I’m still reeling from the Alabama election. I was elated when Alabama citizen's didn’t elect a racist man accused of pedophilia as senator. However, when I realized the sheer number of Christians who voted for Roy Moore, my elation was quickly dampened.
The bride of Christ is supposed to be the healing balm in our world. The church is called to usher Jesus’ kingdom here.
However, Christians aren’t viewed as bringing good news. Some of the church screams against abortion, while allowing the children’s health insurance program to go unfunded, leaving children without much needed resources to survive. Outcry over religious persecution can be heard, while Christian politicians persecute Muslims. The Evangelical community largely ignores the deaths of our black brothers and sisters and has become deaf to the cries of the immigrants at our door.
The bride of Christ has forgotten our mandate to be the healing source of the world, the hands of feet of Jesus.
While, the country was wringing its hands about the partisan politics, fires blazed through California.
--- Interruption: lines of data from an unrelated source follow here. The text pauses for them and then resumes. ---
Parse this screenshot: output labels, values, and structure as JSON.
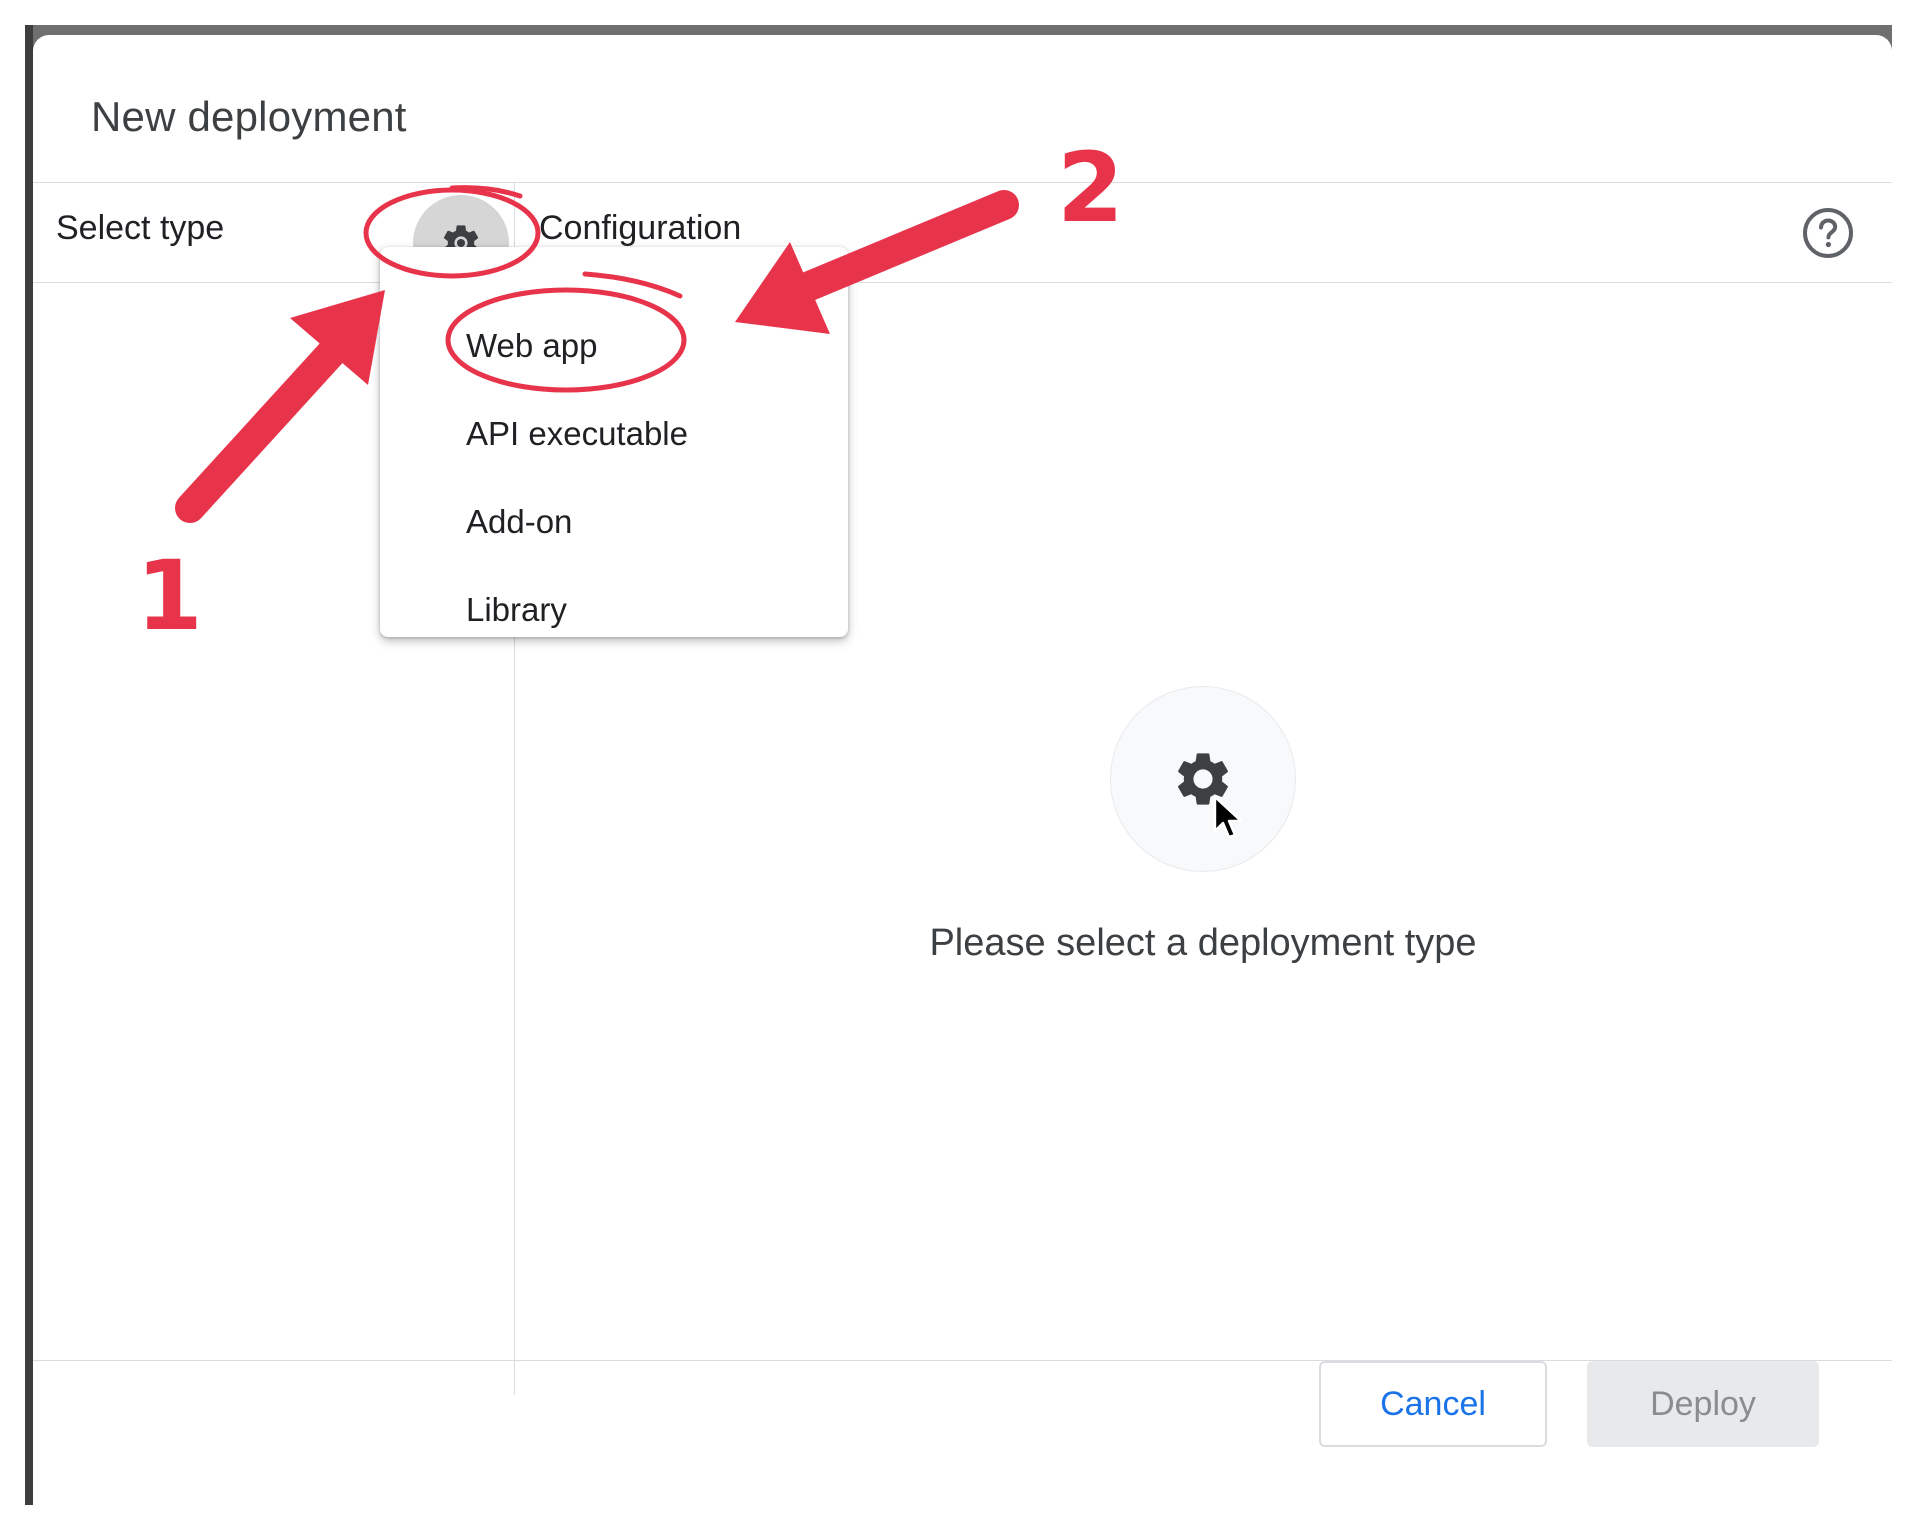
{
  "dialog": {
    "title": "New deployment"
  },
  "left_panel": {
    "header": "Select type",
    "gear_icon": "gear-icon"
  },
  "right_panel": {
    "header": "Configuration",
    "help_icon": "help-circle-icon",
    "empty_state_icon": "gear-icon",
    "empty_state_text": "Please select a deployment type"
  },
  "type_menu": {
    "items": [
      {
        "label": "Web app"
      },
      {
        "label": "API executable"
      },
      {
        "label": "Add-on"
      },
      {
        "label": "Library"
      }
    ]
  },
  "footer": {
    "cancel_label": "Cancel",
    "deploy_label": "Deploy"
  },
  "annotations": {
    "step1": "1",
    "step2": "2",
    "color": "#e8344a"
  },
  "colors": {
    "accent": "#1a73e8",
    "divider": "#dadce0",
    "gear_button_bg": "#d6d6d6",
    "deploy_disabled_bg": "#e8e9ea",
    "annotation": "#e8344a"
  }
}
Throughout the world, we are hurting. Hatred isn’t just fueled in Alabama, but white supremacy has left its ugly stain on our world. Food deserts have created large populations who do not have access to fresh food. Famine and disease plague all of Yemen, as war rages in the Arab Peninsula. Looming over all of this is the ever-growing threat of nuclear war with North Korea. The world is hurting. And yet, my heart isn’t expectant that the answers lie with a baby laying in a manger.
All of this is happening in the second week of Advent, whose lights illuminates that our hearts are not ready for the coming of Christ.
When chaos hits, I don’t turn expectantly towards Jesus and pray, “God let your kingdom come.” The babe lying in a manger rarely gives me hope. My heart is not open to the miracle of Christ, because I have put my hope in my own ability and in the ability of worldly structures.
The church mimics my trust in worldly structures. We aren’t ready for Jesus to come, because we are so consumed with our own politics that we forget to look towards God. We aren’t a healing force for Jesus, because we try to heal the world with our own ability, stained with our own sin. Our world is hurting and the bride of Christ, can’t help, because we aren’t expectantly preparing for Christ.
I am not advocating for Christians to sit on the sidelines. Jesus’ love for us compels us to act. However, our action must flow from out of our faith that Jesus is coming. That his kingdom is coming. And that he will wipe every tear form our eyes.
We aren’t God’s hands and feet, because we are too busy trying to be our own salvation. Both democrats and republican Christians are trying to find answers in their own ability. As a community we have put our hope in people, who according to Isaiah, “All people are like grass, and all their faithfulness is like the flowers of the field. The grass withers and flowers fall, because the breath of the LORD blows on them. Surely the people are grass. The grass withers and the flowers fall, but the word of our God endures forever.” Isaiah words remind us that humans fail. But, he goes on to say, “Here is your God!” See the sovereign LORD comes with power, and he rules with a mighty arm.” Isaiah’s words remind us that our faith is not in the empty promises of man, but the everlasting glory of the LORD.
We aren’t God’s hands and feet because we are trying to be the answers, rather than ushering in the King and allowing the King to bring about the good news he promised. Instead of doing, we need to “prepare the way for the LORD, make straight in the desert a highway for our God.” We need to turn expectantly towards a babe in a manager and pray for his kingdom to come.
As a doer, I hate this. I want to find the solution to racism and implement it so that we will no longer have police shootings. I want to pass out food to everyone. I want to create forms of government that really do bring about peace and justice. I want to do. But my desire for doing, causes my heart to not be ready for the miracle of Christmas.
Unfortunately, as I write this, I don’t feel a sense of closure. My heart still longs for us to do better. But I wonder if starting to do better, means starting by preparing our hearts for the coming of a King. I wonder if opening up our heart to the miracle that the King will and can bring good news is a good place to start. I wonder if it starts with praying,
“Stir up our hearts, O Lord, to prepare the ways of Thine only-begotten Son, that through His coming we may be worthy to serve Thee with purified minds. Who livest and reignest, with God the Father, in the unity of the Holy Ghost, God, world without end. Amen.”